Over 70% of Japanese not feeling benefits of Abenomics

Nearly three-quarters of Japanese people are feeling no effect from "Abenomics", a new poll has shown, despite global acclaim for Prime Minister Shinzo Abe's economic project.

TOKYO: Nearly three-quarters of Japanese people are feeling no effect from "Abenomics", a new poll has shown, despite global acclaim for Prime Minister Shinzo Abe's economic project.

A survey carried out over the weekend by Kyodo News showed 73 per cent of respondents do not feel they are benefiting from the policy package that has sent the yen plunging and the stock market soaring.

Just 25 per cent of respondents said they had noticed the effects of the programme which involves stimulus spending and massive monetary easing designed to end more than 15 years of stagnation in the world's third-largest economy.

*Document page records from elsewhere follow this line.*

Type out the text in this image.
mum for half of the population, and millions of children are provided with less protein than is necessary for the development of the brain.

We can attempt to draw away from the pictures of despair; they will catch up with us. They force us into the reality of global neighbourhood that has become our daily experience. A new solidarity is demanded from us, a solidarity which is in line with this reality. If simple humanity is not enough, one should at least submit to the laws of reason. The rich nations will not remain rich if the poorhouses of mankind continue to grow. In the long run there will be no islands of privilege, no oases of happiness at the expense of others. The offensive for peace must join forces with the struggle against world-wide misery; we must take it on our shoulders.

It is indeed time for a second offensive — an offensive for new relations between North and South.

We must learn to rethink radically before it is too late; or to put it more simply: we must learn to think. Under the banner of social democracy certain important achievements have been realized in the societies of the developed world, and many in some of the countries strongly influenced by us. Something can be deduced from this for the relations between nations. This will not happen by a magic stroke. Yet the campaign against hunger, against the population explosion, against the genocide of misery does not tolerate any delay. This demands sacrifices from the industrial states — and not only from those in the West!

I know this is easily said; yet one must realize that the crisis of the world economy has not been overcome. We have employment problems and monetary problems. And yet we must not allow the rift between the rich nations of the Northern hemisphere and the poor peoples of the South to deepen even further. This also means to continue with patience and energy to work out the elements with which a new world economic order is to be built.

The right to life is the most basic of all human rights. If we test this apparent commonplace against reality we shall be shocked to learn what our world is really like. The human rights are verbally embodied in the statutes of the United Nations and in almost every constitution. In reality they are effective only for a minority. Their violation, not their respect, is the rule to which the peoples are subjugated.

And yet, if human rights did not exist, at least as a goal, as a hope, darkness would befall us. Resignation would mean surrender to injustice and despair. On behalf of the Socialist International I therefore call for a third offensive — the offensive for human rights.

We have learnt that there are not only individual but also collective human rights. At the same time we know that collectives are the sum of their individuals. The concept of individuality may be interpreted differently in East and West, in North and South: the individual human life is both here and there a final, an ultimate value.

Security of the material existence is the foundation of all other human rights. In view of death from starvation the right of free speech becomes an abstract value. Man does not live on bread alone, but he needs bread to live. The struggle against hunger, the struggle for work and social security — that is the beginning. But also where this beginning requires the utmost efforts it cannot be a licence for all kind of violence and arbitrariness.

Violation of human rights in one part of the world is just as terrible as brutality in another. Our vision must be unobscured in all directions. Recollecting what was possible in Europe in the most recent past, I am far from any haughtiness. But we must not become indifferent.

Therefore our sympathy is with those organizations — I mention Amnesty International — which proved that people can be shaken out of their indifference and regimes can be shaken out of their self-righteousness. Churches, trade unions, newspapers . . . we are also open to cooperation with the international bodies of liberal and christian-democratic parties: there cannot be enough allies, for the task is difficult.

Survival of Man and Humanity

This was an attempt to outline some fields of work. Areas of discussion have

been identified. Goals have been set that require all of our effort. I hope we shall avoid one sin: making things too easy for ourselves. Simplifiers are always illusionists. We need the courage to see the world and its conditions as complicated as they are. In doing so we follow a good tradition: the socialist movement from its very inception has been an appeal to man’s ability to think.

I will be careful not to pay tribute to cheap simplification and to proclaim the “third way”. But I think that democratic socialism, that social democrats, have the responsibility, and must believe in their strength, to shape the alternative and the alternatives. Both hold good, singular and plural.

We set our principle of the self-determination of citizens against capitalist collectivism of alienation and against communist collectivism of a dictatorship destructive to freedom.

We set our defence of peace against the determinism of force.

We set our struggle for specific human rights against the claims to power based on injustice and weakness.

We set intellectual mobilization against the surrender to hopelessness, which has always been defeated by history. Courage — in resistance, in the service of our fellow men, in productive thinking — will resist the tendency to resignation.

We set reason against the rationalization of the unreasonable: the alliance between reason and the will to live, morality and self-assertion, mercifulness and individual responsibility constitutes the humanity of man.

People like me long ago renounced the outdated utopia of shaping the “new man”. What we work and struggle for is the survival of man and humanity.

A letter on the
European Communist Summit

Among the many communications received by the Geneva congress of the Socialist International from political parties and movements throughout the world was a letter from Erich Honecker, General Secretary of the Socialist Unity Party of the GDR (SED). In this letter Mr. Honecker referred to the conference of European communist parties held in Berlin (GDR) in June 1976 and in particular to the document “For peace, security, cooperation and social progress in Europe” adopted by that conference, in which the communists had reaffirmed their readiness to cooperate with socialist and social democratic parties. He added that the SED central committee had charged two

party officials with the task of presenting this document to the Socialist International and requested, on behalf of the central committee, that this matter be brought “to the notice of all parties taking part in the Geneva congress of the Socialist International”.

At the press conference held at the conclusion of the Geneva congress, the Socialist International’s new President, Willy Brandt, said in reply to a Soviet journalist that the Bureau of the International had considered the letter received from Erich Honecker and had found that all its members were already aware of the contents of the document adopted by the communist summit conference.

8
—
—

The figures confirm anecdotal evidence that the recovery thus far is somewhat lopsided, and is having little impact on the majority of the population, which by and large does not own stocks.

The findings will come as a blow to Abe, who was in Davos last week at the World Economic Forum trumpeting the progress Japan's long-underperforming economy has made on his watch.

"Japan's economy is just about to break free from chronic deflation," Abe said in his keynote address.

"This spring, wages will increase. Higher wages, long overdue, will lead to greater consumption."

However, more than 66 per cent of respondents said they do not expect to see their pay-packet swell, against 28 per cent who expected a bump, Kyodo said.

And in more bad news, nearly 70 per cent said they are considering curbing their spending when sales tax increases in April from the current five per cent to eight per cent.

Two thirds of respondents say they are against a proposed further rise to 10 per cent, which the government is considering for October 2015.

Commentators say a nascent upturn in Japan, where prices have begun rising at their fastest rate for years, could be snuffed out by the sales tax rise if it puts the frights on consumer spending.

For the survey, 1,421 households with eligible voters were contacted by phone, of whom 1,016 responded.